The purpose of this study is to evaluate the physical image quality of a commercially available image-based iterative reconstruction (IIR) system for two object contrasts to resemble a soft tissue (60 HU) and an enhanced vessel (270 HU), and compare the results with those of filtered back projection (FBP) and iterative reconstruction (IR). A 192-slice computed tomography (CT) scanner was used for data acquisitions. IIR images were processed from the FBP images. Task-based in-plane transfer function (TTF) and slice sensitivity profile (SSP ) were measured from rod objects inside of a 25-cm diameter water phantom at four dose levels (2.5, 5, 10, and 20 mGy). Noise power spectrum (NPS) was measured from the water-only part. System performance (SP) function was calculated as TTF /NPS over FBP, IR, and IIR for comparison. In addition, an image subtraction was performed using images of rod objects, a bar-pattern phantom, and a clinical abdomen case to observe the noise reduction performance of IIR. As a results, IIR mostly preserved TTF and SSP of FBP, whereas IR exhibited enhanced TTF at 10 and 20 mGy for 60 HU contrast and at all doses for 270 HU contrast. SP of IIR at 2.5, 5, 10 mGy (half doses) were similar to those of FBP at 5, 10, 20 mGy, respectively. IR exhibited enhanced SP at medium to high frequencies. The subtracted images showed weak remained edge signals in the bar-pattern and abdominal images. In conclusion, IIR uniformly improved the task-based image quality of FBP over the entire frequency range, whereas IR improved the characteristics over medium to high frequencies. The dose reduction potential of IIR estimated from SP is approximately 50%, when allowing the slight signal reductions.

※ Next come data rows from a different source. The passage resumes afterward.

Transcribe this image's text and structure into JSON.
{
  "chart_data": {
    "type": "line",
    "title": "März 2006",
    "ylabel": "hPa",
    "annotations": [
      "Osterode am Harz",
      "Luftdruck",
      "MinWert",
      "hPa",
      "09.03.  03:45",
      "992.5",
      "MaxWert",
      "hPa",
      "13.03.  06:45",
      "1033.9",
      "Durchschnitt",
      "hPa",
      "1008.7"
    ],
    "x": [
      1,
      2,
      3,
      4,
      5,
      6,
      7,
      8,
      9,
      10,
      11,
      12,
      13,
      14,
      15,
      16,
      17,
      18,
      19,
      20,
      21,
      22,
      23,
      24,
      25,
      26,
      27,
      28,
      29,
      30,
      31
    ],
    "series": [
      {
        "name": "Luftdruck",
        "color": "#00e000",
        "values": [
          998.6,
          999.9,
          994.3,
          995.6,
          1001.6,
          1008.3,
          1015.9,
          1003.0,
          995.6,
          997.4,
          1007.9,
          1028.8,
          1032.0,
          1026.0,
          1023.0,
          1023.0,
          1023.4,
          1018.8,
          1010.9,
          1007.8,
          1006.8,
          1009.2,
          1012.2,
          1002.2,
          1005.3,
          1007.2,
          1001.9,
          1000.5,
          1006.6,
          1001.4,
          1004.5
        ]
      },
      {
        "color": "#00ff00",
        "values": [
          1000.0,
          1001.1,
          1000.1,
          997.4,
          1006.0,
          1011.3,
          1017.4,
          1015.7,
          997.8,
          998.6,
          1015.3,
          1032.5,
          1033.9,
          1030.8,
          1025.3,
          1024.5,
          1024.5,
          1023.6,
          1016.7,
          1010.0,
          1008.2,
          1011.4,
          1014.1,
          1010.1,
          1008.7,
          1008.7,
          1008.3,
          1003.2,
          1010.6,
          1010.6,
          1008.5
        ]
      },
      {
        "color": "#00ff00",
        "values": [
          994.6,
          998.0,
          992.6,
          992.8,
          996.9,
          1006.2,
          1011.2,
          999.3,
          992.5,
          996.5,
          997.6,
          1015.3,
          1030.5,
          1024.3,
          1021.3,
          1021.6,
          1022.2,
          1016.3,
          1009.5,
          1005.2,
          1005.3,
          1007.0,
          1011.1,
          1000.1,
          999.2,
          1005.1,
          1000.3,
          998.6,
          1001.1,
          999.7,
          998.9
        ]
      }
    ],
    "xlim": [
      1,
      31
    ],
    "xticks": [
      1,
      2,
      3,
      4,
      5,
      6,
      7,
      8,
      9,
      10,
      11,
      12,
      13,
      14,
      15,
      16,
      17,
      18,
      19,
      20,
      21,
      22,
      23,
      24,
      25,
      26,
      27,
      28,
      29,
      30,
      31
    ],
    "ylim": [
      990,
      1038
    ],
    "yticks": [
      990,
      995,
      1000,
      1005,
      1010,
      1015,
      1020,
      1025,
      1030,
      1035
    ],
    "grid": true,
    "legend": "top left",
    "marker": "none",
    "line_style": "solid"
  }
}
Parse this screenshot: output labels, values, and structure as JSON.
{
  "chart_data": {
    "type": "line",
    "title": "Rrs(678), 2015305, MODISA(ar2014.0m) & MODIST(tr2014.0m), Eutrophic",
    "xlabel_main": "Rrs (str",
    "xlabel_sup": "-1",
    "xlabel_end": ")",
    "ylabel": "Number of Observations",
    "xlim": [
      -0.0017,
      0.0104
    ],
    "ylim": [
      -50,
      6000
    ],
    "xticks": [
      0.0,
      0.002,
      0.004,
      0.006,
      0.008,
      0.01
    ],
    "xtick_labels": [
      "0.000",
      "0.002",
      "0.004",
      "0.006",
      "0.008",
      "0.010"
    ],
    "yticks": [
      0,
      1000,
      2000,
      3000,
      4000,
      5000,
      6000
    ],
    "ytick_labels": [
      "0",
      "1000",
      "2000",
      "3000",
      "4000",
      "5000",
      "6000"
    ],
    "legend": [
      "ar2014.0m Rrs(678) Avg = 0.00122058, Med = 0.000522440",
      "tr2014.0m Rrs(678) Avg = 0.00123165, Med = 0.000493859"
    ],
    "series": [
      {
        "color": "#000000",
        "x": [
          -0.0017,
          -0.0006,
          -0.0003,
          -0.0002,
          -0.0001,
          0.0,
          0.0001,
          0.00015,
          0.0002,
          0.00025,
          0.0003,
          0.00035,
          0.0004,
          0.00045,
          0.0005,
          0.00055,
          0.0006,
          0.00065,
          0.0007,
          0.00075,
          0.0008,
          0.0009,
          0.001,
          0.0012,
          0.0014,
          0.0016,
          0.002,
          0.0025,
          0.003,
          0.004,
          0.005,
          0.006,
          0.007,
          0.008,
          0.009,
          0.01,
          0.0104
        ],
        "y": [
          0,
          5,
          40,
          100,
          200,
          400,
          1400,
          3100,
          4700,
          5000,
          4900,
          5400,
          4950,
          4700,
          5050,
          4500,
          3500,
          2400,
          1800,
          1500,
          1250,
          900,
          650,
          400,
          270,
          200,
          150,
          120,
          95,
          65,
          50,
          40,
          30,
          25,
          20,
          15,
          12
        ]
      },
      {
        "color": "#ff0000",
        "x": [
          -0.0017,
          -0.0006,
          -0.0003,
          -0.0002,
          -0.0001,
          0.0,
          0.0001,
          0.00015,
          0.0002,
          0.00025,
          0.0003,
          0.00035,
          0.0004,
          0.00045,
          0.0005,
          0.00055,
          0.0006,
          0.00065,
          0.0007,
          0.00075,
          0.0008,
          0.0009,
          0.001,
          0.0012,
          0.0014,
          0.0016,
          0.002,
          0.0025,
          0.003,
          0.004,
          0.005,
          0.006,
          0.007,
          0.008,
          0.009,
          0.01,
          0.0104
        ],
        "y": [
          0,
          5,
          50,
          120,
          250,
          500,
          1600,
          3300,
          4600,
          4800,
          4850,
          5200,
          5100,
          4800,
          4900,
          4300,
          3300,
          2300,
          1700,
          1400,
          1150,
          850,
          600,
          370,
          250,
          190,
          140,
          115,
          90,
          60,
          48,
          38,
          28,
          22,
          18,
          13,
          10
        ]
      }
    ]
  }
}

本研究旨在评估一种商用基于图像的迭代重建(IIR)系统的物理图像质量,该系统针对两种目标对比度进行评估,分别模拟软组织(60 HU)和增强血管(270 HU)。将结果与滤波反投影(FBP)和迭代重建(IR)进行比较。使用一台 192 层 CT 扫描仪进行数据采集。从 FBP 图像中处理 IIR 图像。在四个剂量水平(2.5、5、10 和 20 mGy)下,从直径 25cm 的水模体内部的棒状物体测量基于任务的平面内传递函数(TTF)和切片灵敏度分布(SSP)。从仅水部分测量噪声功率谱(NPS)。计算 TTF/NPS 作为 FBP、IR 和 IIR 的系统性能(SP)函数进行比较。此外,通过使用棒状物体图像、条带图案体模和临床腹部病例进行图像相减,观察 IIR 的降噪性能。结果,IIR 主要保留了 FBP 的 TTF 和 SSP,而 IR 在 60 HU 对比度下的 10 和 20 mGy 以及所有剂量下的 270 HU 对比度下表现出增强的 TTF。在 2.5、5、10 mGy(半剂量)时,IIR 的 SP 与 FBP 在 5、10、20 mGy 时的 SP 相似。IR 在中高频显示出增强的 SP。相减图像显示条带图案和腹部图像中残留的边缘信号较弱。总之,IIR 在整个频率范围内均匀地提高了 FBP 的基于任务的图像质量,而 IR 则提高了中高频的特性。从 SP 估计的 IIR 的剂量减少潜力约为 50%,同时允许信号略有减少。